Individuals with schizophrenia, bipolar disorder, or major depressive disorder appear to have similarly elevated patterns of blood cytokine levels, according to Emory researchers. Cytokines are the key signaling molecules of the immune system. The results of the study, the first broad-based analysis of cytokines in all three disorders, were published online in Molecular Psychiatry. In reviewing 69 studies of acutely ill patients and 46 studies of chronically ill patients, researchers sought to better understand what was happening in the patients’ immune systems.

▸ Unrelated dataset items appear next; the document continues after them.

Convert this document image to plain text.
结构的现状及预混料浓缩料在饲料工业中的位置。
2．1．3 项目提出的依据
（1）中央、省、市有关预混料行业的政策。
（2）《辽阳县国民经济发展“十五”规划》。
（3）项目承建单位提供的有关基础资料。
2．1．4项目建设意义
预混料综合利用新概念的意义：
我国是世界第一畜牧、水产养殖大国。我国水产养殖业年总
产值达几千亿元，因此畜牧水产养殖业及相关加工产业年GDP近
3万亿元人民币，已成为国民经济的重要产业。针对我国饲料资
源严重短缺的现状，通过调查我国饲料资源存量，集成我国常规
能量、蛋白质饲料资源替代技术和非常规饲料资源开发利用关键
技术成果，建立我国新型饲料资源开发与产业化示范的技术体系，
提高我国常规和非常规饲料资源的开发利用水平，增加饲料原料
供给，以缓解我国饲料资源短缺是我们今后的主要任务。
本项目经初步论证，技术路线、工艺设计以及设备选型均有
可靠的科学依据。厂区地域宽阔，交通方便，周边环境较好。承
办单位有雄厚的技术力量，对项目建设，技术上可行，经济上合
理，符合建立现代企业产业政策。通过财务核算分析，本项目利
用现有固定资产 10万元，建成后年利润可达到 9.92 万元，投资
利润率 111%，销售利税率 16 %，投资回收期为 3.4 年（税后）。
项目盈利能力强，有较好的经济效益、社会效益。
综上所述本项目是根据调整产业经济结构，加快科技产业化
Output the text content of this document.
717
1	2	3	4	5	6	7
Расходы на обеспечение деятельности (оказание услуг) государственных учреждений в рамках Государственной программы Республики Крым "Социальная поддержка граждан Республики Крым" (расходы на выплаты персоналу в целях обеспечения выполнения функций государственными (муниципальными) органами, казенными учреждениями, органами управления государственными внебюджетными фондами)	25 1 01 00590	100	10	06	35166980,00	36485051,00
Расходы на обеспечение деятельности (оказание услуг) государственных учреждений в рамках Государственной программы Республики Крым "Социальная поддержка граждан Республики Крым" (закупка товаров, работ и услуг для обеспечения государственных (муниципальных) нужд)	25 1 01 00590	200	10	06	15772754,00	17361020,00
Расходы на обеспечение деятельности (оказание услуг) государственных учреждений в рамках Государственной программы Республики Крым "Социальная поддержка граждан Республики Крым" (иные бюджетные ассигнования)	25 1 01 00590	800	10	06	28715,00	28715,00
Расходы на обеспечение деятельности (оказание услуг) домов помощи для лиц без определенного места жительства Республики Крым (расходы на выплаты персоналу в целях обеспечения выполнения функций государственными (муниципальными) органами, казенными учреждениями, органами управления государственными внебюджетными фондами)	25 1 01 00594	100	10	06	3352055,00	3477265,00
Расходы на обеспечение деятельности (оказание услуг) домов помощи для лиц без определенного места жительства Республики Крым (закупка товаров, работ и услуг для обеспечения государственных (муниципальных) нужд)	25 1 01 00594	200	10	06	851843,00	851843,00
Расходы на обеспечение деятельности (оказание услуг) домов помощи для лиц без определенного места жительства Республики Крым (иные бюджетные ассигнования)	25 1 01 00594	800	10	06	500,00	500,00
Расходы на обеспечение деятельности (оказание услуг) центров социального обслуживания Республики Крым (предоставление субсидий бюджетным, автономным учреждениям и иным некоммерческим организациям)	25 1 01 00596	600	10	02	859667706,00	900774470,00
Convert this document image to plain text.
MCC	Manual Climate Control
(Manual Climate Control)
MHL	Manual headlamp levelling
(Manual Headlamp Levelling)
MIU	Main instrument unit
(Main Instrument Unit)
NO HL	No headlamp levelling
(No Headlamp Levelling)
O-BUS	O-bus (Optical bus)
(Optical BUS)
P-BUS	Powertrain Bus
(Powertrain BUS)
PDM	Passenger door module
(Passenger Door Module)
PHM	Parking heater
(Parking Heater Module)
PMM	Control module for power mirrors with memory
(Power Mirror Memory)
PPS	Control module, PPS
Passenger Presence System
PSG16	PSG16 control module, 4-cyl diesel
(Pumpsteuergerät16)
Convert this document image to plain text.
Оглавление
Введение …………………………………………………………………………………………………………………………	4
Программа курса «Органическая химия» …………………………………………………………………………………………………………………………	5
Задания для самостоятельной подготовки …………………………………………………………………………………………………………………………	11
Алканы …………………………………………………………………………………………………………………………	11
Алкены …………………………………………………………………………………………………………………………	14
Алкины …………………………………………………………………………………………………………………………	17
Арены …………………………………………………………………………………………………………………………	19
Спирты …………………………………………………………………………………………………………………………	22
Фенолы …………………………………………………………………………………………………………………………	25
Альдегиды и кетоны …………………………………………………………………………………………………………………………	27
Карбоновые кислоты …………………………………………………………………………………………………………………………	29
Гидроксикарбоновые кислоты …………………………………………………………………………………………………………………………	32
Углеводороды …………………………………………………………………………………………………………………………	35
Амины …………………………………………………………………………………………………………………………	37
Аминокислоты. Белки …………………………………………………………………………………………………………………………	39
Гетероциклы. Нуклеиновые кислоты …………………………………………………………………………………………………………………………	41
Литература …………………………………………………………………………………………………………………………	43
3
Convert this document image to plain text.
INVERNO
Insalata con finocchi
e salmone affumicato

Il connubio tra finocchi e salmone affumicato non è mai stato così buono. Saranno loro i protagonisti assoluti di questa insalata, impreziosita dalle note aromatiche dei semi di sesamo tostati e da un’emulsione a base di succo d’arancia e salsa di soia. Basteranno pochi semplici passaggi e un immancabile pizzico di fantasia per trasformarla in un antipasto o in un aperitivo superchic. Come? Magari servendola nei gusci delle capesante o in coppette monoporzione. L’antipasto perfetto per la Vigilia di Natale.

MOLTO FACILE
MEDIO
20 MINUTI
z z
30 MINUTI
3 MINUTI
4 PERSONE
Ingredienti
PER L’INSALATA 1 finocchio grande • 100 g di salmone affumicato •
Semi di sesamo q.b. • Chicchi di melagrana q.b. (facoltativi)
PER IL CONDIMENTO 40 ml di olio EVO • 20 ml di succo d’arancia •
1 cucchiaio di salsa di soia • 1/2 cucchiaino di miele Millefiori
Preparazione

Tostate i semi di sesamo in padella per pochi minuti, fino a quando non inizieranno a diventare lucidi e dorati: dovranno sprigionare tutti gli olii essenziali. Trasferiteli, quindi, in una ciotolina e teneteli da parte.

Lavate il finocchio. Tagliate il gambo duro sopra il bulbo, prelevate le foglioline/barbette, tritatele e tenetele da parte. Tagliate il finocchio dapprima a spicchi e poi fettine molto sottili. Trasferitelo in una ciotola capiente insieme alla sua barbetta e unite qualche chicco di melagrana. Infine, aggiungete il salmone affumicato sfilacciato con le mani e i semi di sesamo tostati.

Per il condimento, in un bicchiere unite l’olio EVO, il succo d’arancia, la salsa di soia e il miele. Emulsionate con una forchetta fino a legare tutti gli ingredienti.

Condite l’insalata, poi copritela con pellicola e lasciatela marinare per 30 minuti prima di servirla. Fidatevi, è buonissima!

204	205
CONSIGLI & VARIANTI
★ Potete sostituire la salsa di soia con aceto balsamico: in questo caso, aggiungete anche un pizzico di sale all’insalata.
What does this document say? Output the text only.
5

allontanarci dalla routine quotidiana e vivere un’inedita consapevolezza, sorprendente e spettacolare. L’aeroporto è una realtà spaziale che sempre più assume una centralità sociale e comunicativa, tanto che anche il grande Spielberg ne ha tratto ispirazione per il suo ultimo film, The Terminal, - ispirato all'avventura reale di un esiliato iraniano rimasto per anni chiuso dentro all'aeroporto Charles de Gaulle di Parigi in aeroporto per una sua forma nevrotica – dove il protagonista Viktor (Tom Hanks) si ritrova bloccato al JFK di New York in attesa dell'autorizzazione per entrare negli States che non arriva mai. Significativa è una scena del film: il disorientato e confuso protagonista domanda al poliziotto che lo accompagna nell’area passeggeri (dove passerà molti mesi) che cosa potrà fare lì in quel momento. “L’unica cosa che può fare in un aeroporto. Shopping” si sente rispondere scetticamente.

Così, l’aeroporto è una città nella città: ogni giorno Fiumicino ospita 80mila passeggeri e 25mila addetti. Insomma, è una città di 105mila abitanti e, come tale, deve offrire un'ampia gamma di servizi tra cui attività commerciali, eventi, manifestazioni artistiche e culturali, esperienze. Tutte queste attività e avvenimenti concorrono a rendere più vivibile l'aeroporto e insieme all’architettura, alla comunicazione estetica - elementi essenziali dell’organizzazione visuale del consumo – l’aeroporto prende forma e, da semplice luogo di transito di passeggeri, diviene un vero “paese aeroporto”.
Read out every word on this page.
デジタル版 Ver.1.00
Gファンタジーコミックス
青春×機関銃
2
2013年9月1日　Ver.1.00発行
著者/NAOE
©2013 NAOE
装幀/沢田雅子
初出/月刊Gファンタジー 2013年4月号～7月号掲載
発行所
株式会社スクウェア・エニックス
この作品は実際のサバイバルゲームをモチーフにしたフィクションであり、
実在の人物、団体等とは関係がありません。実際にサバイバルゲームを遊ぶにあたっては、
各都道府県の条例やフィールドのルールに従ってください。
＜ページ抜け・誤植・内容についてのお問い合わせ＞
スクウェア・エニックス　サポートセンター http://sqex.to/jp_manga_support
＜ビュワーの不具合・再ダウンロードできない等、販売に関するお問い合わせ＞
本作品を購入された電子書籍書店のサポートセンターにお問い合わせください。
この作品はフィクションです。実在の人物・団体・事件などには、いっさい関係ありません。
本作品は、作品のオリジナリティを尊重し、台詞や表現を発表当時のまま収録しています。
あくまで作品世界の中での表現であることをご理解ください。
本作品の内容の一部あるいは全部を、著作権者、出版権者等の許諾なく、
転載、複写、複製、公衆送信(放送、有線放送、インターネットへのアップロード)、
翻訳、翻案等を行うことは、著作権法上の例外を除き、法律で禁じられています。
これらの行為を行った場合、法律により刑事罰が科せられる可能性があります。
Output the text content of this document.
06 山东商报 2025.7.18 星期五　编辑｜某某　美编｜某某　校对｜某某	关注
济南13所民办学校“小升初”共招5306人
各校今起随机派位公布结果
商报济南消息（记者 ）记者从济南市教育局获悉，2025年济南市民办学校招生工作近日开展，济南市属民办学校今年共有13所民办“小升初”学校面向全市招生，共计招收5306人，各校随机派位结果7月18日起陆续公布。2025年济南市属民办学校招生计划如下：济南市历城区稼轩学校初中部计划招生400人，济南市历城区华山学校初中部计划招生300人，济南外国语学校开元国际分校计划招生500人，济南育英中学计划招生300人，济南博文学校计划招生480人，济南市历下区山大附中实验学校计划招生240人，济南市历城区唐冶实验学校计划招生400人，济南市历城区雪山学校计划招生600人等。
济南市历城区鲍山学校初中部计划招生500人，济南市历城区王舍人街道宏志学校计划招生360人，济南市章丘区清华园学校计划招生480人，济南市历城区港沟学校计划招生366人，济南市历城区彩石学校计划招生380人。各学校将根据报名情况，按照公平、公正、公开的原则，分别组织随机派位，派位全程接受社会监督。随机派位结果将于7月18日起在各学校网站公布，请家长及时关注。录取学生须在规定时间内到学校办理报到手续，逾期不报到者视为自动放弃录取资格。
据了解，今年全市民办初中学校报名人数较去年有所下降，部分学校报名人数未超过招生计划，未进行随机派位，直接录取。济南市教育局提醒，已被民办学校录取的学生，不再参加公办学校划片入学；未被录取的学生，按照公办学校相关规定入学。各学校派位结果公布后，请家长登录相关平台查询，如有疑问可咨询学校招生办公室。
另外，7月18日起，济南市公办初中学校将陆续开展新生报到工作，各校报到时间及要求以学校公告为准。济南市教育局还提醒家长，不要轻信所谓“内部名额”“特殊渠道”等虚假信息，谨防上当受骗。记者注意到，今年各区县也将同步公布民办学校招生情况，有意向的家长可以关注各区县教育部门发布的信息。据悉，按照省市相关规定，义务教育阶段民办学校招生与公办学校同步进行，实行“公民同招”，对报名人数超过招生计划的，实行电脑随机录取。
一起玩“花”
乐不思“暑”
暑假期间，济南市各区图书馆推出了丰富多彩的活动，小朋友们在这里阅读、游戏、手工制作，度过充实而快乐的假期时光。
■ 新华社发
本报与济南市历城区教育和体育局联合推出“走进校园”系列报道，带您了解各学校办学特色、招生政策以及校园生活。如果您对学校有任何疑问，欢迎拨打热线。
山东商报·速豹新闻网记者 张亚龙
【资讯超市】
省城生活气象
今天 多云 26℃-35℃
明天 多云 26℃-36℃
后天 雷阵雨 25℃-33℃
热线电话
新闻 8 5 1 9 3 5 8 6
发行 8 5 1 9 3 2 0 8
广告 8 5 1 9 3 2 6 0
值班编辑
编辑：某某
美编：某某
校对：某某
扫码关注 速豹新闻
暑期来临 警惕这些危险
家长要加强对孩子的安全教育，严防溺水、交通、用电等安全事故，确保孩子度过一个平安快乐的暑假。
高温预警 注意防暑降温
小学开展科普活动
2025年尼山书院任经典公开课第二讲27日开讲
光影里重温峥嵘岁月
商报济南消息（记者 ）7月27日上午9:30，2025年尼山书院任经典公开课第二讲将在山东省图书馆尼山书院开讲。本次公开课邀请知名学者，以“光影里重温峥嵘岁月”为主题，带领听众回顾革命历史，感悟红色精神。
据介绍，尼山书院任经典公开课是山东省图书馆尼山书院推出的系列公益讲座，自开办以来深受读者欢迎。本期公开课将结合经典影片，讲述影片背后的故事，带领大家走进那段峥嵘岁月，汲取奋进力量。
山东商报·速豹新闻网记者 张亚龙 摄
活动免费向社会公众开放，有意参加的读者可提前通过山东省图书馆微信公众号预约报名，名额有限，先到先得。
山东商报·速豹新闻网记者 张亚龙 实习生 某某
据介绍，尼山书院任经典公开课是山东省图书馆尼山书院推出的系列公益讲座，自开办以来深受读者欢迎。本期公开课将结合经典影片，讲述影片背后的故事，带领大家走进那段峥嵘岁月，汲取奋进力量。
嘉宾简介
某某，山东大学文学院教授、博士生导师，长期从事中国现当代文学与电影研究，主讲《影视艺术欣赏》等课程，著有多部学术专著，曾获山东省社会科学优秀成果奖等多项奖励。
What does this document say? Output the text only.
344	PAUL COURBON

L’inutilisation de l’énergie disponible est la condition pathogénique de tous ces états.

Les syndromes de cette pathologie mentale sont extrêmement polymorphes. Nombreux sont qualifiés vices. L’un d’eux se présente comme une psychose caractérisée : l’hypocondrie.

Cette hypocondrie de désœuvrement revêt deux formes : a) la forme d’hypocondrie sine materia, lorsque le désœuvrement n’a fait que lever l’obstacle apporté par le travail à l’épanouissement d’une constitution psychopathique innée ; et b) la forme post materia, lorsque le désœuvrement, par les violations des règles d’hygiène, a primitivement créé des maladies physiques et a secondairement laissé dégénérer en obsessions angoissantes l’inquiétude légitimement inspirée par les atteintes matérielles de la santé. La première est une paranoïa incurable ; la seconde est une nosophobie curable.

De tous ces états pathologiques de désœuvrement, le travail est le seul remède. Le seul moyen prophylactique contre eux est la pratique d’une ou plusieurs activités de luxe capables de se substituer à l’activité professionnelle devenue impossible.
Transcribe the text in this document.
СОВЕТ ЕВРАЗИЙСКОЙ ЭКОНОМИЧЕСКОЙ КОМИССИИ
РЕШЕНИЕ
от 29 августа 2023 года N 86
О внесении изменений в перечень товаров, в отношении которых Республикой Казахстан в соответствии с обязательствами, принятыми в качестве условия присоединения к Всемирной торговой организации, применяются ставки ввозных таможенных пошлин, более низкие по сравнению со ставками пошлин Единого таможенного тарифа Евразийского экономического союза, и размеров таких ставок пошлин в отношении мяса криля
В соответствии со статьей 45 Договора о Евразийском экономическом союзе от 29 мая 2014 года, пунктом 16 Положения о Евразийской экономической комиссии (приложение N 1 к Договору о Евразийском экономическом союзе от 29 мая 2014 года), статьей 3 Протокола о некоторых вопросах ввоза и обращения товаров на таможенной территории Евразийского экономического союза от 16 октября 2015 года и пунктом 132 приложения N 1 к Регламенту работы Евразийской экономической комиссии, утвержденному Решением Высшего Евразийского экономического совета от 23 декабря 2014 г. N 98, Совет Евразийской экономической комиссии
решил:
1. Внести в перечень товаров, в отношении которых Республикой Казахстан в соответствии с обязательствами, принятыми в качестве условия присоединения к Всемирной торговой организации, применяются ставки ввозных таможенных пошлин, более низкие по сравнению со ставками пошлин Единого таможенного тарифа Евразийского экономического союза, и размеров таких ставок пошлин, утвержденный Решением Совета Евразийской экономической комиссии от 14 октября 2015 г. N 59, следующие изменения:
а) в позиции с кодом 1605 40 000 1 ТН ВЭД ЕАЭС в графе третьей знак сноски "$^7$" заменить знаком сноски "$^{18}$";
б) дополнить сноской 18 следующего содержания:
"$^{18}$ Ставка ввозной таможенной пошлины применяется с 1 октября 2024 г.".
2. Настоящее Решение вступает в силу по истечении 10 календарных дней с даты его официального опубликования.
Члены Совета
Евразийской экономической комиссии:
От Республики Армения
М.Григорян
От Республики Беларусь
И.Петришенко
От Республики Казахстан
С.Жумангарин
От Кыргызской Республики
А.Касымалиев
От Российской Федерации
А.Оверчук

“We know the immune system is important when looking at psychiatric disorders, but no one had really looked at this by comparing several disorders in one study, or by focusing on the phase of illness,” says David Goldsmith, chief resident for the research track in the Department of Psychiatry and Behavioral Sciences at Emory. The researchers found there were elevated levels of certain cytokines in acute phases of all the disorders and some commonality in the chronic phase. For example, one inflammatory cytokine, interleukin-6, was found to be elevated in all three disorders in both acute and chronic phases of illness.
By comparing these levels across diseases, the researchers were able to determine that the immune system is likely involved in psychiatric disorders for some patients and that treatment options may need to be more personalized. “Ultimately these findings call for a need for more studies to determine exactly which individuals might benefit most from anti-inflammatory drugs,” says Goldsmith.